Following the RIAA's unprecedented
legal attack on the
users of file sharing networks, Pacific Bell has launched a countersuit arging that the RIAA's tactics of issuing subpoenas to ISPs is illegal.
In a complaint filed with the U.S. District Court in San Francisco, Internet service provider PBIS, operated by San Antonio-based SBC, alleges that many of the subpoenas served against it by the Recording Industry Association of America were done so improperly.
The suit also called to question some sections of the Digital Millennium Copyright Act, the federal law the RIAA contends supports its latest legal actions. A spokesman for SBC said the RIAA's use of the DMCA in its legal quest for online song-sharers butts up against the privacy rights of SBC's customers.
"The action taken by SBC Internet Services is intended to protect the privacy of our customers," said SBC spokesman Larry Meyer. "Misapplication of DMCA subpoena power raises serious constitutional questions that need to be decided by the courts, not by private companies which operate without duty of due diligence or judicial oversight."
[...]
PBIS claims that more than 200 subpoenas seeking file-sharers' e-mail addresses were issued from the wrong court of jurisdiction. Moreover, PBIS said the recording industry's demand for information on multiple file-sharers cannot be grouped under one subpoena, and that the demands themselves are overly broad.
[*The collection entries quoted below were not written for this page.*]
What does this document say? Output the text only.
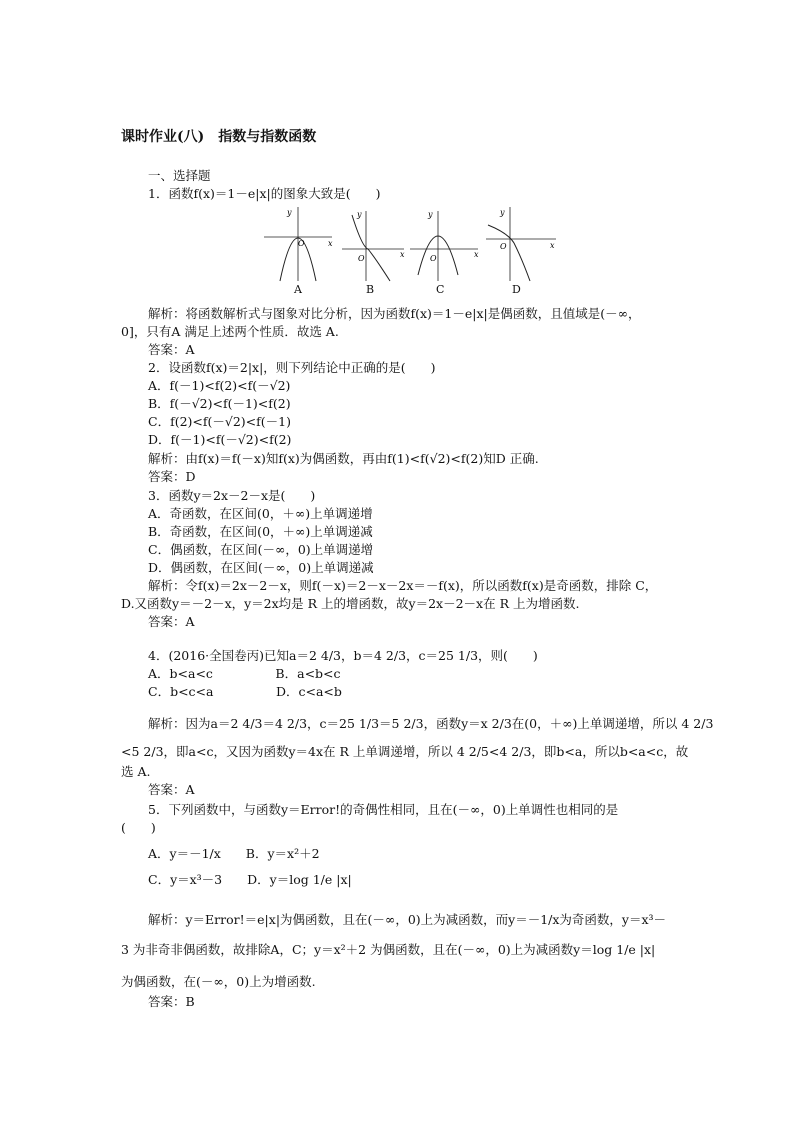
课时作业(八)　指数与指数函数
一、选择题
1．函数f(x)＝1－e|x|的图象大致是(　　)
y
x
O
y
x
O
y
x
O
y
x
O
A	B	C	D
解析：将函数解析式与图象对比分析，因为函数f(x)＝1－e|x|是偶函数，且值域是(－∞，
0]，只有A 满足上述两个性质．故选 A.
答案：A
2．设函数f(x)＝2|x|，则下列结论中正确的是(　　)
A．f(－1)<f(2)<f(－√2)
B．f(－√2)<f(－1)<f(2)
C．f(2)<f(－√2)<f(－1)
D．f(－1)<f(－√2)<f(2)
解析：由f(x)＝f(－x)知f(x)为偶函数，再由f(1)<f(√2)<f(2)知D 正确.
答案：D
3．函数y＝2x－2－x是(　　)
A．奇函数，在区间(0，＋∞)上单调递增
B．奇函数，在区间(0，＋∞)上单调递减
C．偶函数，在区间(－∞，0)上单调递增
D．偶函数，在区间(－∞，0)上单调递减
解析：令f(x)＝2x－2－x，则f(－x)＝2－x－2x＝－f(x)，所以函数f(x)是奇函数，排除 C，
D.又函数y＝－2－x，y＝2x均是 R 上的增函数，故y＝2x－2－x在 R 上为增函数.
答案：A
4．(2016·全国卷丙)已知a＝2 4/3，b＝4 2/3，c＝25 1/3，则(　　)
A．b<a<c　　　　　B．a<b<c
C．b<c<a　　　　　D．c<a<b
解析：因为a＝2 4/3＝4 2/3，c＝25 1/3＝5 2/3，函数y＝x 2/3在(0，＋∞)上单调递增，所以 4 2/3
<5 2/3，即a<c，又因为函数y＝4x在 R 上单调递增，所以 4 2/5<4 2/3，即b<a，所以b<a<c，故
选 A.
答案：A
5．下列函数中，与函数y＝Error!的奇偶性相同，且在(－∞，0)上单调性也相同的是
(　　)
A．y＝－1/x　　B．y＝x²＋2
C．y＝x³－3　　D．y＝log 1/e |x|
解析：y＝Error!＝e|x|为偶函数，且在(－∞，0)上为减函数，而y＝－1/x为奇函数，y＝x³－
3 为非奇非偶函数，故排除A，C；y＝x²＋2 为偶函数，且在(－∞，0)上为减函数y＝log 1/e |x|
为偶函数，在(－∞，0)上为增函数.
答案：B
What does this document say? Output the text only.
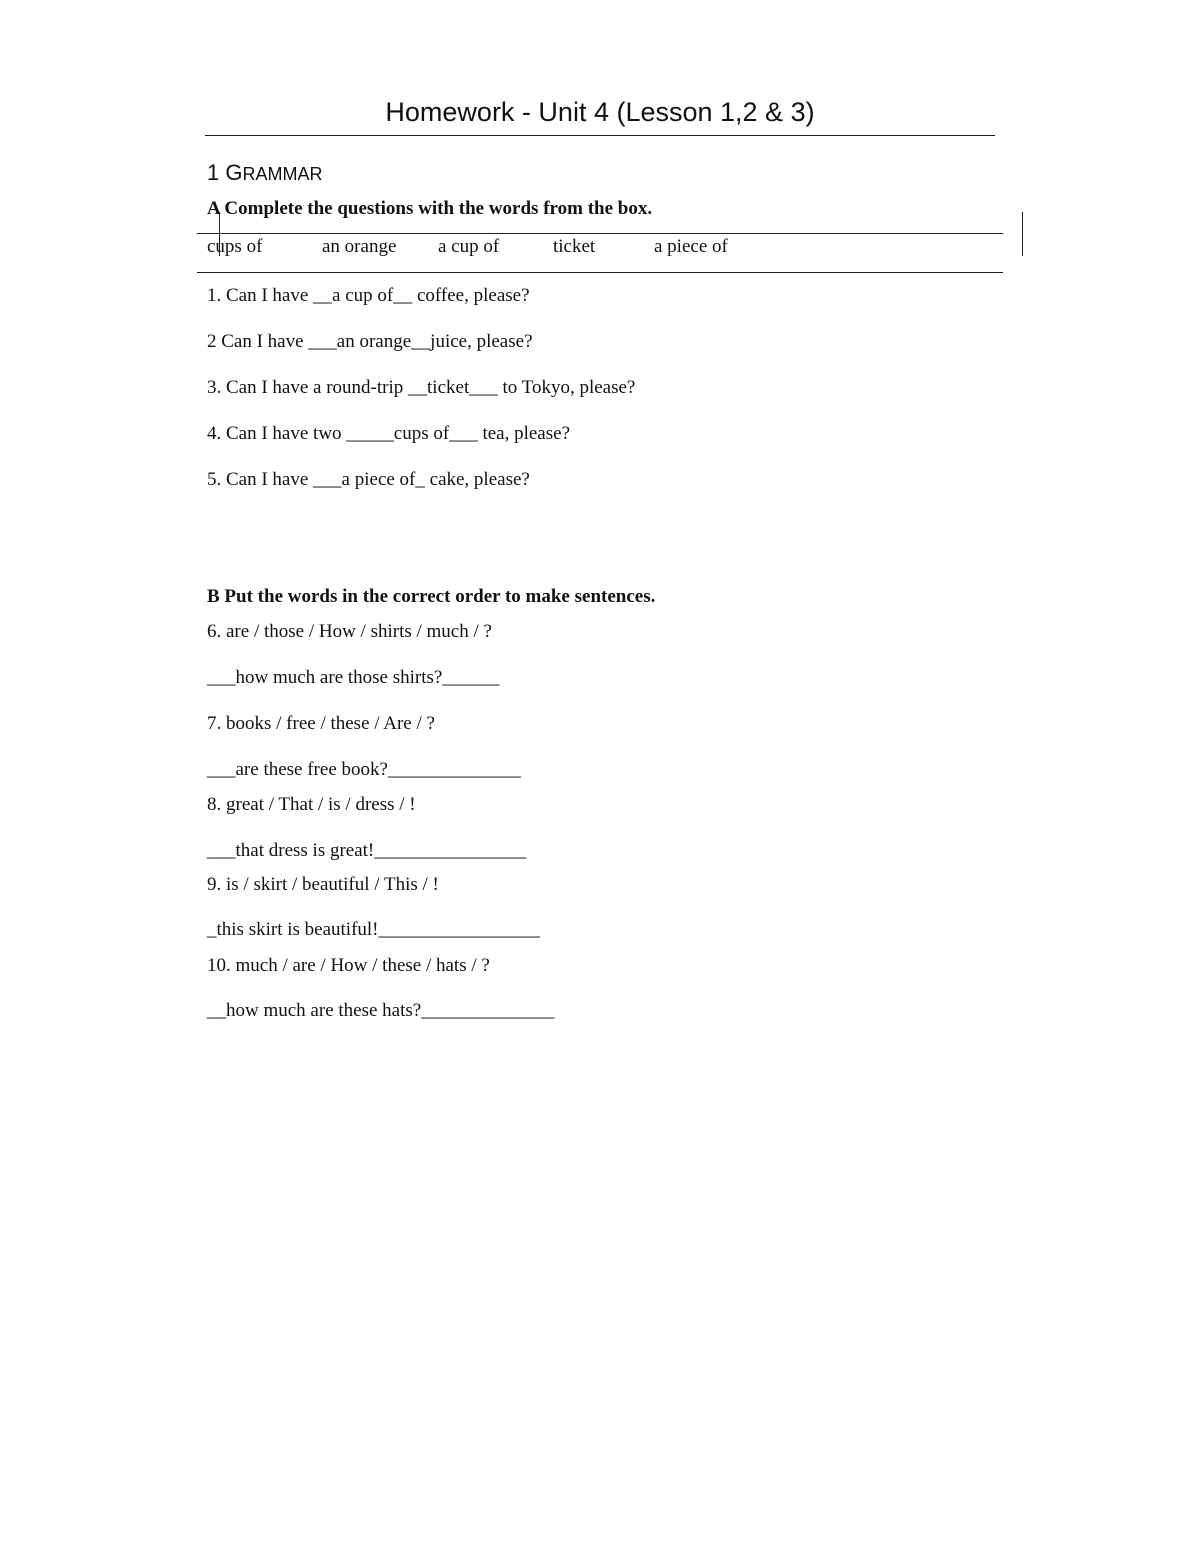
Homework - Unit 4 (Lesson 1,2 & 3)
1 GRAMMAR
A Complete the questions with the words from the box.
cups of	an orange a cup of	ticket	a piece of
1. Can I have __a cup of__ coffee, please?
2 Can I have ___an orange__juice, please?
3. Can I have a round-trip __ticket___ to Tokyo, please?
4. Can I have two _____cups of___ tea, please?
5. Can I have ___a piece of_ cake, please?
B Put the words in the correct order to make sentences.
6. are / those / How / shirts / much / ?
___how much are those shirts?______
7. books / free / these / Are / ?
___are these free book?______________
8. great / That / is / dress / !
___that dress is great!________________
9. is / skirt / beautiful / This / !
_this skirt is beautiful!_________________
10. much / are / How / these / hats / ?
__how much are these hats?______________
In the complaint, PBIS maintains it only acts as a "passive conduit" for the activity of its subscribers and "does not initiate or direct the transmission of those files and has no control over their content or destination."
[...]
The recording industry has won at least 871 federal subpoenas against computer users suspected of illegal sharing music files on the Internet. The RIAA is trying to compel some of the largest Internet providers, such as Verizon Communications Inc. and Comcast Cable Communications Inc., to identify names and mailing addresses for users on their networks.
- AP, Pac Bell's Internet arm sues music industry over file-sharer IDs.